Monday, August 20, 2012

A comprehensive approach to analyzing your client's long-term care costs - Part Three

If you haven't read the first two parts of this blog, please do so before reading this final installment.


How do you know if you have properly prepared your client for the contingency of future long-term care costs? 

The best way to answer this is to answer the more general, more important question:  Is your client satisfied with the chances that your retirement goals will be reached (including the all-important goal of not outliving your assets), taking into account his/her range of future costs of long-term care? 

To answer this question, it is necessary to combine the desired goals, with the range of costs of long-term care and with the following strategies and balance sheet items:
  1. Spending strategy.  What is your client's planned spending for living expenses, vacations, new cars, etc.?  Include medical costs and prescription drug costs (Jack P Paul Actuary, LLC can assist in planning for these two items).
  2. Investment strategy.  This includes, but isn't limited to the composition of the client's initial investment portfolio, the anticipated reinvestment/disinvestment of cash flows, the mix of qualified vs. non-qualified assets, and rebalancing strategies.
  3. Insurance strategies.  Should there be a purchase of long-term care insurance?  Perhaps an annuity with a long-term care rider?  What about prescription drug plans?  Longevity annuities?  (Again, Jack P Paul Actuary, LLC can assist in determining appropriate insurance strategies).
  4. Long-term care Plan of care strategy.  This was discussed in Part One of this blog.
  5. Tax strategies.  When to take certain income, deductions, capital gains/losses are active decisions that should be incorporated into this analysis.  Other tax strategies are embedded in the investment strategy, such as when to use qualified vs. non-qualified assets and the tax implications of using one mutual fund vs another.
  6. Existing and Future income.  Including earned income and income not included in the investment strategy.  This often includes decisions as to when to start taking Social Security Income.  (Again, Jack P Paul Actuary, LLC can assist in determining the optimum time/age to receive social security income).
  7. Existing and future liabilities.  This includes credit card balances, house and car payments and other items.  Care should be taken to determine the time when balances become due and payable (for example, upon a death).
  8. Estate and legacy strategies.  This includes leaving money in the will as a goal of the client.
These are all incorporated into programs which perform Monte Carlo testing on the investment rates, mortality and morbidity rates (morbidity includes health care, long-term care, and prescription drug rates of use) and which incorporate the above eight items, to calculate the probabilities that the client will meet his/her goals. 

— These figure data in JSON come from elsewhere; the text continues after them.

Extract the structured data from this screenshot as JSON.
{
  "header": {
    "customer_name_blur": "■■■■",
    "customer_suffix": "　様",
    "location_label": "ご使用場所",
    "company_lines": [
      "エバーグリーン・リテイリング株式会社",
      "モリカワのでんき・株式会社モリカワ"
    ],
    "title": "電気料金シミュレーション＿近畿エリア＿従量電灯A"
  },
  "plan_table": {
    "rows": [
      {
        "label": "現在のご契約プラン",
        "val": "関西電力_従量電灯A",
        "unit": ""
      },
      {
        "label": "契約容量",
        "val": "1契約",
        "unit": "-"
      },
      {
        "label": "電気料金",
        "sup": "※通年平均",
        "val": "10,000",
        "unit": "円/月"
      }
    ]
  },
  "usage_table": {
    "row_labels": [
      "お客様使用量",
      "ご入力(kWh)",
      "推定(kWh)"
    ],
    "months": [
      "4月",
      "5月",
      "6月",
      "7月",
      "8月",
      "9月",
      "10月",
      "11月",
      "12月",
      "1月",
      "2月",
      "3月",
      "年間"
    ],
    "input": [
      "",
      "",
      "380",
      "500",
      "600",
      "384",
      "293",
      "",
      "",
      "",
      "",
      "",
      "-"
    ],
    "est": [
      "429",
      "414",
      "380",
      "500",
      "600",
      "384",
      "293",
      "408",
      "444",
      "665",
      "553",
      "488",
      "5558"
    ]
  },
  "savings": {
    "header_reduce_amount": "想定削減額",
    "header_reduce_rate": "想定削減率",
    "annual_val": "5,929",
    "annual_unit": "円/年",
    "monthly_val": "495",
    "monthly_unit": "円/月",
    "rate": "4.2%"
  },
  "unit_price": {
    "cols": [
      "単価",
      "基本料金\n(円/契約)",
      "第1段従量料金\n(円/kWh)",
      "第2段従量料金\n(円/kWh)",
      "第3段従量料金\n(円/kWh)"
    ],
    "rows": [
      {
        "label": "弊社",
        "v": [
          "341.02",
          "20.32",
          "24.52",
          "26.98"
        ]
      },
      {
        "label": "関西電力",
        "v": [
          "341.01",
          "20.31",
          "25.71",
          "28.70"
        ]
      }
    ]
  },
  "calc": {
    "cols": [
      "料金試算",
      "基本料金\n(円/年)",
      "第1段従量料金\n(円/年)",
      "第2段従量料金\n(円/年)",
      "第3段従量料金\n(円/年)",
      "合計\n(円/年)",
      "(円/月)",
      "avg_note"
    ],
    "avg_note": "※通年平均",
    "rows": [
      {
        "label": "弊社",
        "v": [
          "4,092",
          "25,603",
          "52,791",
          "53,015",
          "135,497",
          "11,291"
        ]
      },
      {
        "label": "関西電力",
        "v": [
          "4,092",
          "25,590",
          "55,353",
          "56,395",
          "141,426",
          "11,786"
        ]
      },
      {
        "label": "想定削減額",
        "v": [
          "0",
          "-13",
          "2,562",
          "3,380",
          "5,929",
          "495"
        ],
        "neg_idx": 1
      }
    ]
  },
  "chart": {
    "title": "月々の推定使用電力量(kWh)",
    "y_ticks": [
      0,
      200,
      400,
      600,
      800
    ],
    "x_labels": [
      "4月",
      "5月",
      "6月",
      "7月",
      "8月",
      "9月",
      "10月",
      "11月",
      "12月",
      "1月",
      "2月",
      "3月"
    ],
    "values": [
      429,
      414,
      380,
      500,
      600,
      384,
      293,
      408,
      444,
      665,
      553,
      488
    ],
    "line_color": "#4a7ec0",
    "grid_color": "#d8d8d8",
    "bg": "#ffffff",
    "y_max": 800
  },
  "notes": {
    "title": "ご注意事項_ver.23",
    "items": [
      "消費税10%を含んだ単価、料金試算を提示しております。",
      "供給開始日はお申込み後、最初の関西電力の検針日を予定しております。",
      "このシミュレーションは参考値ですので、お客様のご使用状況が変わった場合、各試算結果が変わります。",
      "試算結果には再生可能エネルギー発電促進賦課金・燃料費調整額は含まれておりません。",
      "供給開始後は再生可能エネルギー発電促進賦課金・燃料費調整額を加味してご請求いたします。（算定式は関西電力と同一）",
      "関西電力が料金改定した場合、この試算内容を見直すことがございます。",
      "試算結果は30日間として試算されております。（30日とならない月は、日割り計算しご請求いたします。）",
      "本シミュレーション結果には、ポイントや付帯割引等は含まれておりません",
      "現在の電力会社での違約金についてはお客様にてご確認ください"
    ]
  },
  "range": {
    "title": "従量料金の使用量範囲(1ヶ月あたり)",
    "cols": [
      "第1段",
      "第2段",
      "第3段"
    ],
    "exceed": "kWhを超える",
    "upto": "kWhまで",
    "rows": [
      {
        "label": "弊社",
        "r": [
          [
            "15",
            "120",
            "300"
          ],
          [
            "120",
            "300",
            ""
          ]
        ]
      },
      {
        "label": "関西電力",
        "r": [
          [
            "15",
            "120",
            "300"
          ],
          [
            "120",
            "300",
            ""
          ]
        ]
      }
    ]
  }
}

After these probabilities are computed, iterations are performed and the programs rerun, to determine a set of realistic, achievable strategies that arrive at an acceptably high probability of success of the client goals.  Most often, the most important strategy is the spending strategy, in terms of affecting the probabilities and in terms of the client's future lifestyle.  There is often a tradeoff between the amount of money that the client would like to have available to live on, and the chances of meeting his/her goals. 

In summary, future long-term care costs are an important consideration for those nearing or at retirement.  The methodology presented in this three-part series allows these costs to be planned for in a comprehensive, analytical way, customized to the client.